The Student Labor Action Plan constructed a mock dating game on Monday – after all, it was Valentine’s Day – between a SEPTA and a Washington Metro bus, in order to find out who the better half of the relationship is.
SEPTA, which currently faces a $49 million deficit and a projected $92 million shortfall next year, would inevitably lose the contest, according to SLAP member Alison Huxta, because of its funding crisis and lack of after-hours service.
The group’s hopes of a massive protest and pseudo dating game were dashed once rain cloaked the city and no one showed up at City Hall. About 10 students decided to bear the rain and huddle next to one another – 15 minutes later, they shared apologies and disbanded, vowing to reschedule and fight another day.
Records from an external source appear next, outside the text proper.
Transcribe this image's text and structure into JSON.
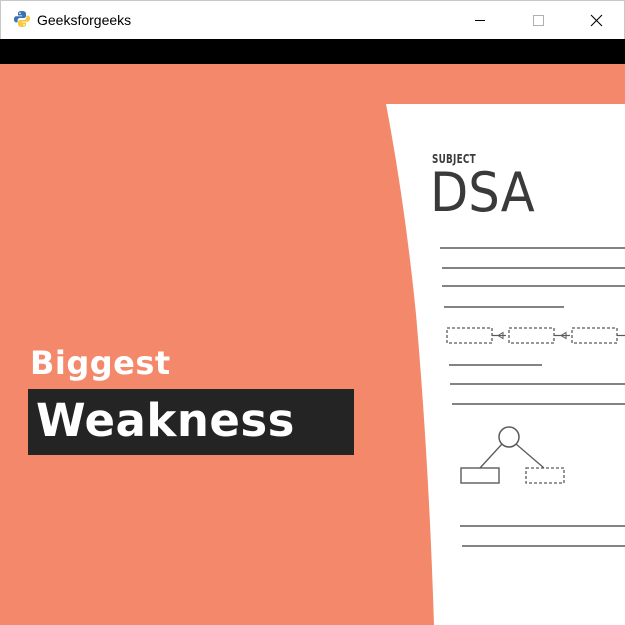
{
  "window": {
    "title": "Geeksforgeeks",
    "icon": "python-icon",
    "controls": [
      "minimize-icon",
      "maximize-icon",
      "close-icon"
    ]
  },
  "video_frame": {
    "headline_top": "Biggest",
    "headline_main": "Weakness",
    "document": {
      "subject_label": "SUBJECT",
      "subject_value": "DSA"
    }
  },
  "colors": {
    "background": "#f4886a",
    "headline_box": "#242424",
    "paper": "#ffffff",
    "ink": "#3a3a3a"
  }
}
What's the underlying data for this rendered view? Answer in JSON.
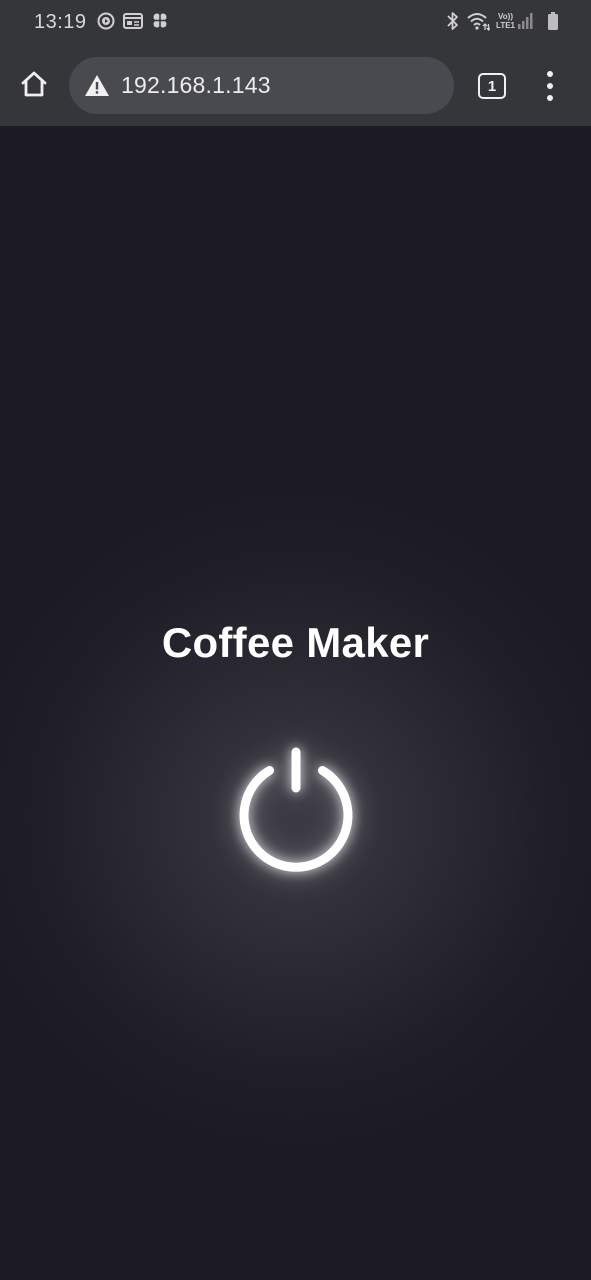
{
  "status_bar": {
    "time": "13:19",
    "left_icons": [
      "play-circle-icon",
      "window-icon",
      "clover-icon"
    ],
    "right_icons": [
      "bluetooth-icon",
      "wifi-icon",
      "volte-signal-icon",
      "battery-icon"
    ],
    "lte_top": "Vo))",
    "lte_bottom": "LTE1"
  },
  "toolbar": {
    "url": "192.168.1.143",
    "tab_count": "1",
    "home_icon": "home-icon",
    "security_icon": "warning-icon",
    "menu_icon": "more-vert-icon"
  },
  "page": {
    "title": "Coffee Maker",
    "power_icon": "power-icon"
  },
  "colors": {
    "background": "#1c1b24",
    "toolbar": "#35363a",
    "url_box": "#494a4f",
    "text": "#ffffff"
  }
}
“We expected students from Swarthmore, Haverford and Bryn Mawr, but they’re not coming,” Huxta said. “We hope to reschedule with groups [near] Philadelphia to make it bigger next time.”
Huxta, a junior, was contacted by workers’ rights advocacy group Jobs with Justice to organize the event. She said it was a “solidarity protest” in conjunction with a much larger afternoon gathering in Harrisburg on Monday. Organizers there hoped to draw thousands, but Huxta said she heard turnout and energy levels were also low at the state capitol.
Philadelphia resident Robert Acheson, 22, was in Harrisburg for the protest earlier and caught a bus back to Philadelphia in order to make the meeting at City Hall. He attended Harrisburg’s protest with environmental group Clean Air Council, and lobbied Temple graduate Rep. Harold James (D., Phila.).
“[James,] being from South Philadelphia, was naturally all about it,” Acheson said of the representative’s support of saving mass transit. “But his assistant said [supporters of increasing SEPTA’s subsidies] will have to trade favors with Republicans to get SEPTA saved for the long term.”
Gov. Ed Rendell has pressured legislators to redirect highway and bridge funding to save SEPTA from having to raise fares and cut jobs. In his recent budget address he pledged $5 million in increased aid to the ailing program, dubbing it a “top priority.” But lawmakers from the middle of the state do not want to see their share of financial backing cut, especially for a service of no use to them. Therefore, Acheson said, lawmakers will have to bargain with those who oppose increased funding in order to avoid layoffs for more than a thousand SEPTA employees.
“This [issue] also affects the 300,000 people who ride SEPTA every day to work,” Acheson said. “It’s a flawed system, and not efficient in the way it’s run … they [legislators] should try to make it better to mirror other systems.”
Jason Schoen, a 22-year-old junior, agrees. He said it is more cost effective to drive than take mass transit, and though he is concerned about traffic congestion and the environment, the fear of fare hikes that could make SEPTA the most expensive transit company in the country keeps him behind the wheel.